Swiss Finance Startups will eine Open-Banking-Vereinigung
Der Verband Swiss Finance Startups wünscht sich mehr Open Banking in der Schweiz. Die Vorlage könnte eine Initiative ähnlich der PSD2 in der EU sein. Die Standards und Regeln sollen eine breit aufgestellte Vereinigung schaffen.

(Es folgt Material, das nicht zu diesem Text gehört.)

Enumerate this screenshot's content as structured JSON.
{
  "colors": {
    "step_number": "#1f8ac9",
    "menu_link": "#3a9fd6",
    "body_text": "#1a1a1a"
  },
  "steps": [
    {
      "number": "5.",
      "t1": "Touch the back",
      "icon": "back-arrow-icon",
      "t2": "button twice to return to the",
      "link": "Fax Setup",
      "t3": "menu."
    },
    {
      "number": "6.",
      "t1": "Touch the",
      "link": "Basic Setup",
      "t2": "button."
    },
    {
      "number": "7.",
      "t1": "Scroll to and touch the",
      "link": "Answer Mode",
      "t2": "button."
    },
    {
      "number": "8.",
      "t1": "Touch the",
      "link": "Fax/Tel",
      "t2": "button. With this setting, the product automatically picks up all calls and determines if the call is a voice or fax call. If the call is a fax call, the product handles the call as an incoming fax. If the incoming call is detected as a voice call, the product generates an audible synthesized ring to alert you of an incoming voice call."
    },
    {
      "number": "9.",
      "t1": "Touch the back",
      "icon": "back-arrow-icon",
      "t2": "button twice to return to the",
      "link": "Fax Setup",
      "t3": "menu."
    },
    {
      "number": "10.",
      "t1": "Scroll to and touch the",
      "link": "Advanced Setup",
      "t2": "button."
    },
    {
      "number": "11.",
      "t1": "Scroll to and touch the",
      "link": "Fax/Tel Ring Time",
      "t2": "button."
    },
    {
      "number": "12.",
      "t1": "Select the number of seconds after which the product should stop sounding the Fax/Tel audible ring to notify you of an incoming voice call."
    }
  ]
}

In einem Positionspapier hat Swiss Finance Startups (SFS) zum Thema Open Banking und der neuen Payment Service Directive (PSD2) der EU Stellung bezogen. Die PSD2 zwinge Banken und Finanzdienstleister in der EU, offene Schnittstellen zu ihren Kundendaten bereitzustellen. Die Schweiz ist von dieser Regelung ausgenommen. Eine Übernahme der PSD2 für die Schweiz fordert der Verband im Papier nicht. Die Umsetzung in der EU solle aber aufmerksam beobachtet werden.
Im Positionspapier nimmt das Thema Open Banking eine wesentliche Rolle ein. Die Öffnung von Schnittstellen für Drittanbieter könne für die Wettbewerbsfähigkeit der Schweizer Finanzbranche grosse Vorteile bringen, schreibt SFS.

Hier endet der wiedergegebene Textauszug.